Unveiling Key Genes Modulating Retinal Cell Survival and Autophagy in Glaucoma.

Abstract

Glaucoma is a leading cause of irreversible blindness, with rising incidence globally. Effective treatment is challenging due to limited understanding of the disease mechanisms. Growth factor activity is crucial in glaucoma, with potential to reduce retinal ganglion cell (RGC) apoptosis and slow disease progression. This study aims to identify and analyze differentially expressed genes (DEGs) involved in growth factor activity to uncover new therapeutic targets. We analyzed the GSE9944 dataset from the Gene Expression Omnibus (GEO) to identify DEGs associated with glaucoma, resulting in 94 DEGs, including 29 down-regulated and 65 up-regulated genes.
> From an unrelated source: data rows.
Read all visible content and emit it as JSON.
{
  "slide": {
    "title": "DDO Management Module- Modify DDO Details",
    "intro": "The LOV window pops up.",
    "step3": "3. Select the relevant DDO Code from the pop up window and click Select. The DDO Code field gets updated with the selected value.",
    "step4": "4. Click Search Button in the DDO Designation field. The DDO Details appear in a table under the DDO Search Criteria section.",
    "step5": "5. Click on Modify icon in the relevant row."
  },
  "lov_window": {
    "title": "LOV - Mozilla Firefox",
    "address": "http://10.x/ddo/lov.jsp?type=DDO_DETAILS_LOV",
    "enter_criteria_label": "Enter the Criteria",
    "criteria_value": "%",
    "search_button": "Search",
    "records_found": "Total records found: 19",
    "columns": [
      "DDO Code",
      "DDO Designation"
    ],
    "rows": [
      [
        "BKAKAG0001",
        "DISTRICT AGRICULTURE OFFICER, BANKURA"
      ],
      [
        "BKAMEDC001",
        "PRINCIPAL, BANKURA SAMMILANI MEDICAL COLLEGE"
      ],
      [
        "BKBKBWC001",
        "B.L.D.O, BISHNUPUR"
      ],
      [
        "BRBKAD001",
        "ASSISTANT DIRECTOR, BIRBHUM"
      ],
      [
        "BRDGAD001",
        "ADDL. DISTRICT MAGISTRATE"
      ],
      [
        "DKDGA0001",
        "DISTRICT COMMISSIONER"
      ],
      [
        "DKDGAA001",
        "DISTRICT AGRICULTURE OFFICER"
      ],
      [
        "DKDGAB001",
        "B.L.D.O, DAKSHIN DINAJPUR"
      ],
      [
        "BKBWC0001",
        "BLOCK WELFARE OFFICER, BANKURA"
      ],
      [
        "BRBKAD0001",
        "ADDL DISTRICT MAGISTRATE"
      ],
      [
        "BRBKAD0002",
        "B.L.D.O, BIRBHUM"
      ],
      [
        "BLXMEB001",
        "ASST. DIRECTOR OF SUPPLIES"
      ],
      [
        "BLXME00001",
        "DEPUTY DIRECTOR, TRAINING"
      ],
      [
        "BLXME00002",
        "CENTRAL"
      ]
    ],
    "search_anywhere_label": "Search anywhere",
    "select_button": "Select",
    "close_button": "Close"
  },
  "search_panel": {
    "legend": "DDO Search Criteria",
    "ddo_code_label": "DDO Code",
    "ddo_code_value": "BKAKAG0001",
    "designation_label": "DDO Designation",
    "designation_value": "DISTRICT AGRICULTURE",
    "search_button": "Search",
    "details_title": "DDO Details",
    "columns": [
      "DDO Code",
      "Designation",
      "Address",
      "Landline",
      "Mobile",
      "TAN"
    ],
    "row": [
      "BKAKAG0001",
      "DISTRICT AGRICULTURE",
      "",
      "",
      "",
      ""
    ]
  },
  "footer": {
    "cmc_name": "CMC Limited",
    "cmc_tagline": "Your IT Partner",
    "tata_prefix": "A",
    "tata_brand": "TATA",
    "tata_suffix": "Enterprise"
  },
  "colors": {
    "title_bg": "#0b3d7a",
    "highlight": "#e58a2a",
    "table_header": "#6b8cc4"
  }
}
Functional enrichment and protein-protein interaction (PPI) network analyses were conducted using bioinformatics tools, highlighting the roles of Bone Morphogenetic Protein 1 (BMP1), Pleiotrophin (PTN), and f fibroblast Growth Factor 7 (FGF7). Aberrant expression vectors for these genes were transfected into RGCs derived from a glaucoma model to evaluate their impact on cell viability, apoptosis, and autophagy. Bioinformatics analysis of the GSE9944 dataset identified 94 DEGs, with 29 down-regulated and 65 up-regulated genes. Functional enrichment analysis revealed that these DEGs were involved in pathways related to growth factor activity, apoptosis, and autophagy, processes highly relevant to glaucoma pathogenesis. PPI network analysis identified BMP1, PTN, and FGF7 as central hub genes involved in extracellular matrix organization and growth factor signaling. In experimental validation using RGCs, we found that up-regulation of BMP1 significantly enhanced RGC viability and reduced apoptosis. Conversely, silencing PTN and FGF7 provided protective effects, enhancing RGC survival. Silencing BMP1 and upregulating PTN and FGF7 led to increased RGC apoptosis. Additionally, BMP1 was found to inhibit autophagy in RGCs, whereas PTN and FGF7 promoted autophagic activity, suggesting differential regulatory roles in glaucoma pathogenesis. Overall, BMP1, PTN, and FGF7 play critical roles in the regulation of RGC activity and autophagy in glaucoma, making them promising molecular targets for future therapeutic interventions.